I happened to be at Atomic HQ during World Cup World Championships. Atomic puts immense resources into their race program — clearly they get returns in sales — IF their athletes win. In this case, staff filtered in from various offices to cheer Marcel Hirscher as he aced another win.

Scaffo blank. Lower shell walls are around a centimeter thick (for strength and to allow grinding) and the sole is thick to accommodate being angle planed. Each racer’s cuff and sole angles are a matter of record, so each pair of boots can be precisely built.

Boots being customized bear the names of athletes such as Max Franz. I was told Hirscher travels with 30 pairs of boots and 70 pairs of skis. Don’t be embarrassed when you show up in Europe with two pair of planks.

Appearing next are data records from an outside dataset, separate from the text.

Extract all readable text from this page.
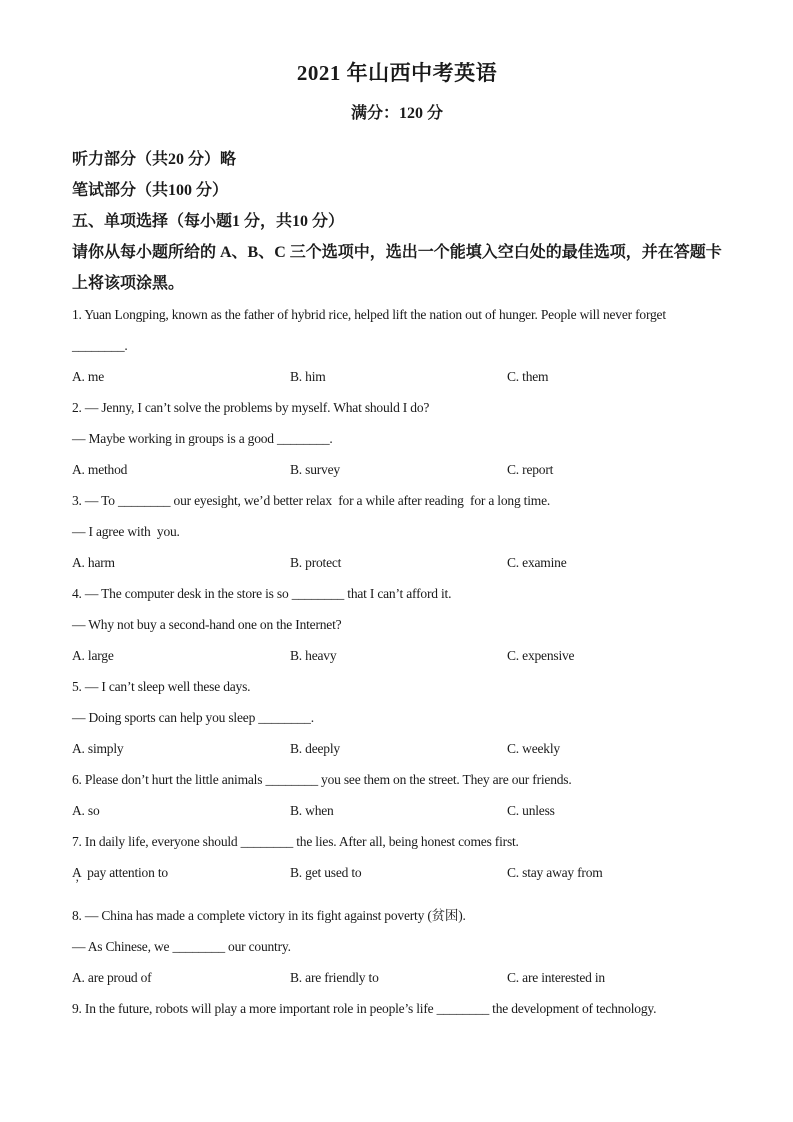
2021 年山西中考英语
满分：120 分
听力部分（共20 分）略
笔试部分（共100 分）
五、单项选择（每小题1 分，共10 分）
请你从每小题所给的 A、B、C 三个选项中，选出一个能填入空白处的最佳选项，并在答题卡
上将该项涂黑。
1. Yuan Longping, known as the father of hybrid rice, helped lift the nation out of hunger. People will never forget
________.
A. me	B. him	C. them
2. — Jenny, I can’t solve the problems by myself. What should I do?
— Maybe working in groups is a good ________.
A. method	B. survey	C. report
3. — To ________ our eyesight, we’d better relax  for a while after reading  for a long time.
— I agree with  you.
A. harm	B. protect	C. examine
4. — The computer desk in the store is so ________ that I can’t afford it.
— Why not buy a second-hand one on the Internet?
A. large	B. heavy	C. expensive
5. — I can’t sleep well these days.
— Doing sports can help you sleep ________.
A. simply	B. deeply	C. weekly
6. Please don’t hurt the little animals ________ you see them on the street. They are our friends.
A. so	B. when	C. unless
7. In daily life, everyone should ________ the lies. After all, being honest comes first.
A  pay attention to	B. get used to	C. stay away from
’
8. — China has made a complete victory in its fight against poverty (贫困).
— As Chinese, we ________ our country.
A. are proud of	B. are friendly to	C. are interested in
9. In the future, robots will play a more important role in people’s life ________ the development of technology.
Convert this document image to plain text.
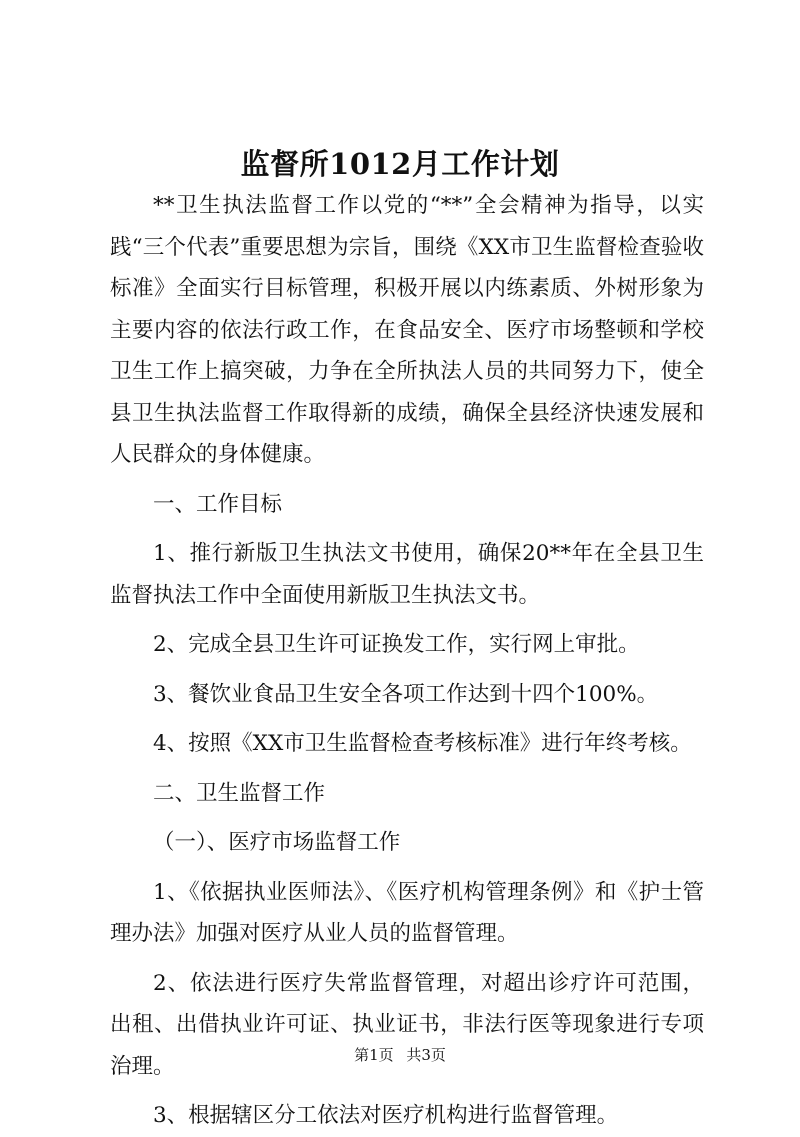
监督所1012月工作计划

**卫生执法监督工作以党的“**”全会精神为指导，以实践“三个代表”重要思想为宗旨，围绕《XX市卫生监督检查验收标准》全面实行目标管理，积极开展以内练素质、外树形象为主要内容的依法行政工作，在食品安全、医疗市场整顿和学校卫生工作上搞突破，力争在全所执法人员的共同努力下，使全县卫生执法监督工作取得新的成绩，确保全县经济快速发展和人民群众的身体健康。

一、工作目标

1、推行新版卫生执法文书使用，确保20**年在全县卫生监督执法工作中全面使用新版卫生执法文书。

2、完成全县卫生许可证换发工作，实行网上审批。

3、餐饮业食品卫生安全各项工作达到十四个100%。

4、按照《XX市卫生监督检查考核标准》进行年终考核。

二、卫生监督工作

（一）、医疗市场监督工作

1、《依据执业医师法》、《医疗机构管理条例》和《护士管理办法》加强对医疗从业人员的监督管理。

2、依法进行医疗失常监督管理，对超出诊疗许可范围，出租、出借执业许可证、执业证书，非法行医等现象进行专项治理。

3、根据辖区分工依法对医疗机构进行监督管理。

第1页 共3页
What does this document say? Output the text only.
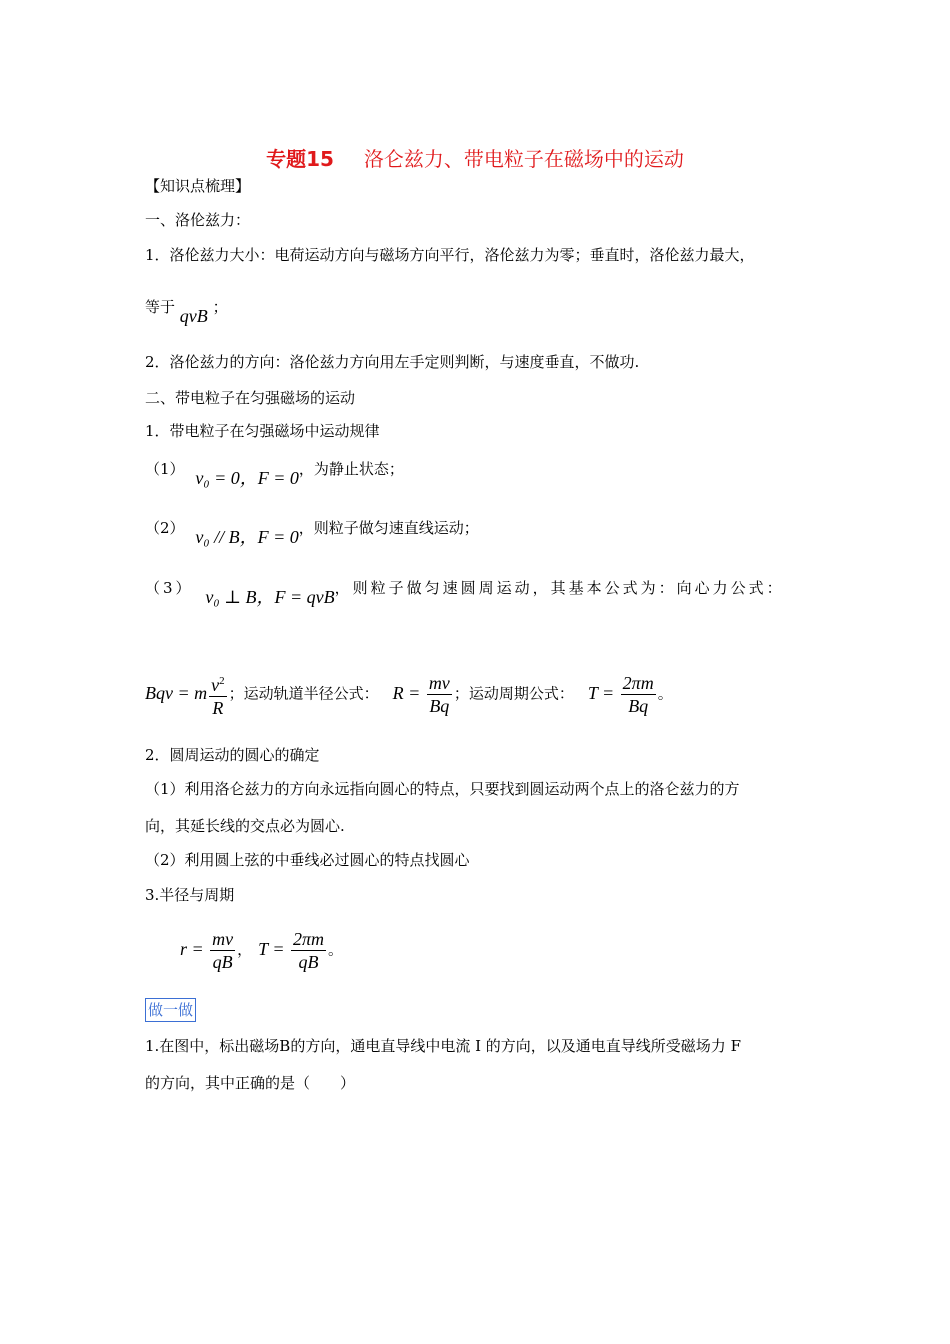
专题15 洛仑兹力、带电粒子在磁场中的运动
【知识点梳理】
一、洛伦兹力：
1．洛伦兹力大小：电荷运动方向与磁场方向平行，洛伦兹力为零；垂直时，洛伦兹力最大，
等于 qvB ；
2．洛伦兹力的方向：洛伦兹力方向用左手定则判断，与速度垂直，不做功.
二、带电粒子在匀强磁场的运动
1．带电粒子在匀强磁场中运动规律
（1） v₀ = 0，F = 0，为静止状态；
（2） v₀ // B，F = 0，则粒子做匀速直线运动；
（3） v₀ ⊥ B，F = qvB，则粒子做匀速圆周运动，其基本公式为：向心力公式：
Bqv = m $\frac{v^2}{R}$ ；运动轨道半径公式： $R = \frac{mv}{Bq}$ ；运动周期公式： $T = \frac{2\pi m}{Bq}$ 。
2．圆周运动的圆心的确定
（1）利用洛仑兹力的方向永远指向圆心的特点，只要找到圆运动两个点上的洛仑兹力的方
向，其延长线的交点必为圆心.
（2）利用圆上弦的中垂线必过圆心的特点找圆心
3.半径与周期
$r = \frac{mv}{qB}$ ， $T = \frac{2\pi m}{qB}$ 。
做一做
1.在图中，标出磁场B的方向，通电直导线中电流 I 的方向，以及通电直导线所受磁场力 F
的方向，其中正确的是（　　）
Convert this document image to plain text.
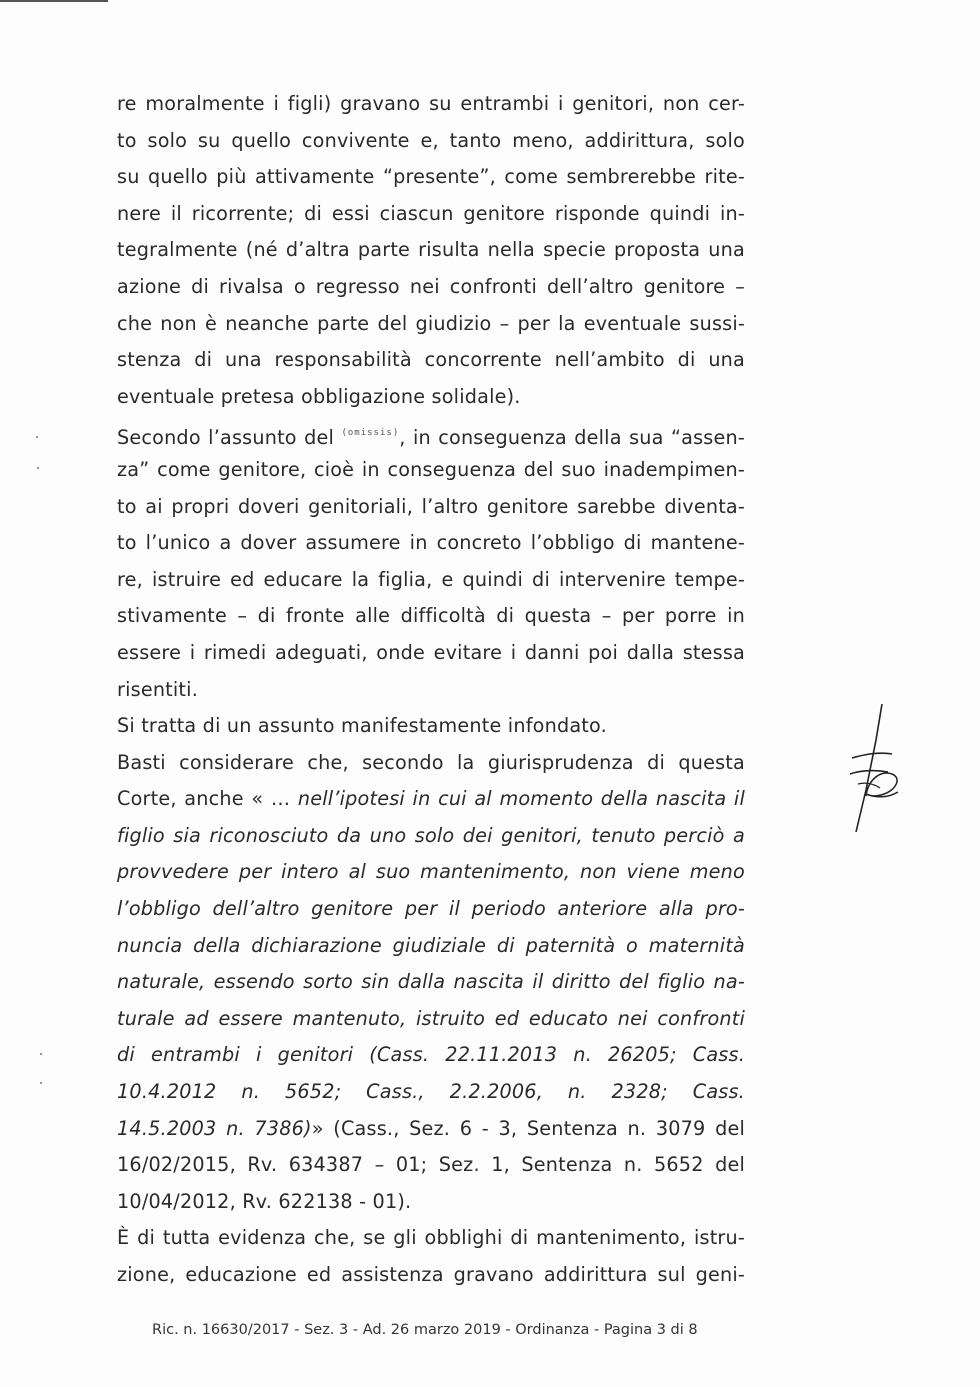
re moralmente i figli) gravano su entrambi i genitori, non cer-
to solo su quello convivente e, tanto meno, addirittura, solo
su quello più attivamente “presente”, come sembrerebbe rite-
nere il ricorrente; di essi ciascun genitore risponde quindi in-
tegralmente (né d’altra parte risulta nella specie proposta una
azione di rivalsa o regresso nei confronti dell’altro genitore –
che non è neanche parte del giudizio – per la eventuale sussi-
stenza di una responsabilità concorrente nell’ambito di una
eventuale pretesa obbligazione solidale).
Secondo l’assunto del $^{(omissis)}$, in conseguenza della sua “assen-
za” come genitore, cioè in conseguenza del suo inadempimen-
to ai propri doveri genitoriali, l’altro genitore sarebbe diventa-
to l’unico a dover assumere in concreto l’obbligo di mantene-
re, istruire ed educare la figlia, e quindi di intervenire tempe-
stivamente – di fronte alle difficoltà di questa – per porre in
essere i rimedi adeguati, onde evitare i danni poi dalla stessa
risentiti.
Si tratta di un assunto manifestamente infondato.
Basti considerare che, secondo la giurisprudenza di questa
Corte, anche « … nell’ipotesi in cui al momento della nascita il
figlio sia riconosciuto da uno solo dei genitori, tenuto perciò a
provvedere per intero al suo mantenimento, non viene meno
l’obbligo dell’altro genitore per il periodo anteriore alla pro-
nuncia della dichiarazione giudiziale di paternità o maternità
naturale, essendo sorto sin dalla nascita il diritto del figlio na-
turale ad essere mantenuto, istruito ed educato nei confronti
di entrambi i genitori (Cass. 22.11.2013 n. 26205; Cass.
10.4.2012 n. 5652; Cass., 2.2.2006, n. 2328; Cass.
14.5.2003 n. 7386)» (Cass., Sez. 6 - 3, Sentenza n. 3079 del
16/02/2015, Rv. 634387 – 01; Sez. 1, Sentenza n. 5652 del
10/04/2012, Rv. 622138 - 01).
È di tutta evidenza che, se gli obblighi di mantenimento, istru-
zione, educazione ed assistenza gravano addirittura sul geni-
Ric. n. 16630/2017 - Sez. 3 - Ad. 26 marzo 2019 - Ordinanza - Pagina 3 di 8
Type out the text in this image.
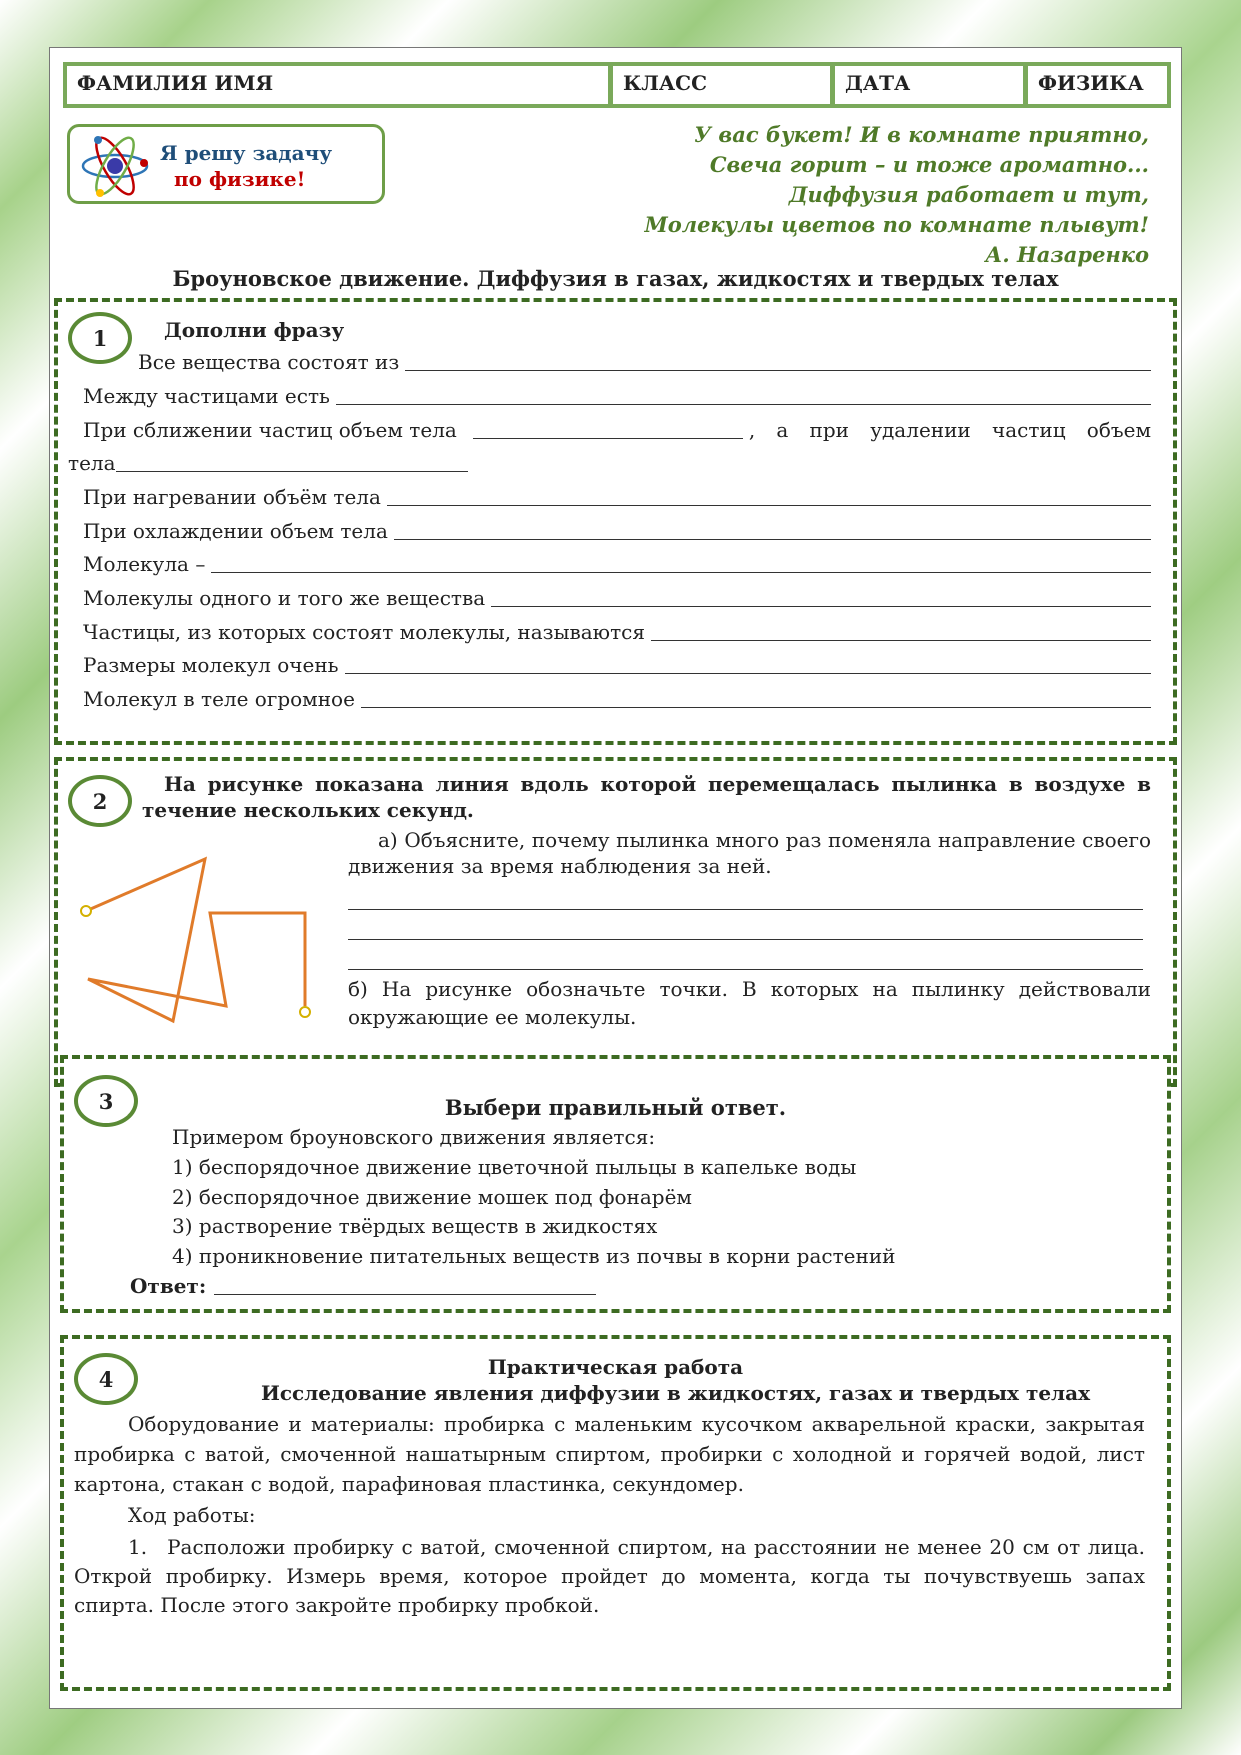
ФАМИЛИЯ ИМЯ	КЛАСС	ДАТА	ФИЗИКА
Я решу задачу
по физике!
У вас букет! И в комнате приятно,
Свеча горит – и тоже ароматно...
Диффузия работает и тут,
Молекулы цветов по комнате плывут!
А. Назаренко
Броуновское движение. Диффузия в газах, жидкостях и твердых телах
1	Дополни фразу
Все вещества состоят из
Между частицами есть
При сближении частиц объем тела	, а при удалении частиц объем
тела
При нагревании объём тела
При охлаждении объем тела
Молекула –
Молекулы одного и того же вещества
Частицы, из которых состоят молекулы, называются
Размеры молекул очень
Молекул в теле огромное
2
На рисунке показана линия вдоль которой перемещалась пылинка в воздухе в течение нескольких секунд.
а) Объясните, почему пылинка много раз поменяла направление своего движения за время наблюдения за ней.
б) На рисунке обозначьте точки. В которых на пылинку действовали окружающие ее молекулы.
3	Выбери правильный ответ.
Примером броуновского движения является:
1) беспорядочное движение цветочной пыльцы в капельке воды
2) беспорядочное движение мошек под фонарём
3) растворение твёрдых веществ в жидкостях
4) проникновение питательных веществ из почвы в корни растений
Ответ:
4	Практическая работа
Исследование явления диффузии в жидкостях, газах и твердых телах
Оборудование и материалы: пробирка с маленьким кусочком акварельной краски, закрытая пробирка с ватой, смоченной нашатырным спиртом, пробирки с холодной и горячей водой, лист картона, стакан с водой, парафиновая пластинка, секундомер.
Ход работы:
1. Расположи пробирку с ватой, смоченной спиртом, на расстоянии не менее 20 см от лица. Открой пробирку. Измерь время, которое пройдет до момента, когда ты почувствуешь запах спирта. После этого закройте пробирку пробкой.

Norwegian racer Aleksander Kilde’s boots getting the treatment. Clearly, these guys must use bins and bins of screw rivets. I’m realizing that changing the buckle location on a touring boot, now and then, is not something to panic about.
5 comments
30 pairs of boots. I can’t get my head around that. Surely you could spend time saved from working out which boot to wear on something more important like, memorising a course or looking for a pastry or scratching your left ear.
I’ve never raced, so perhaps I need some insight into why one might go to such lengths?
It seems to work for Marcel Hirscher.
Good stuff, Lou, thanks. The boot lab is fascinating. I was scheduled for an Atomic factory tour last week but the trip got put on hold.
Funny, I checked the spelling of Hirscher several times online, but got it wrong anyway! Thanks for getting it right, which reminded me to check the blog post. Lou
My wife just pointed out that he probably has 10 pairs for Slalom, 10 for GS and 10 for downhill, so maybe not so excessive as it seems. She also told me that this doesn’t mean that I can go and buy 28 more pairs of boots.
When losing is not an option different boots for different disciplines, different courses, duplicates of all their gear in case of loss, theft, breakage, one set goes to one race while one set to the race after that … 30 pairs of boots make sense.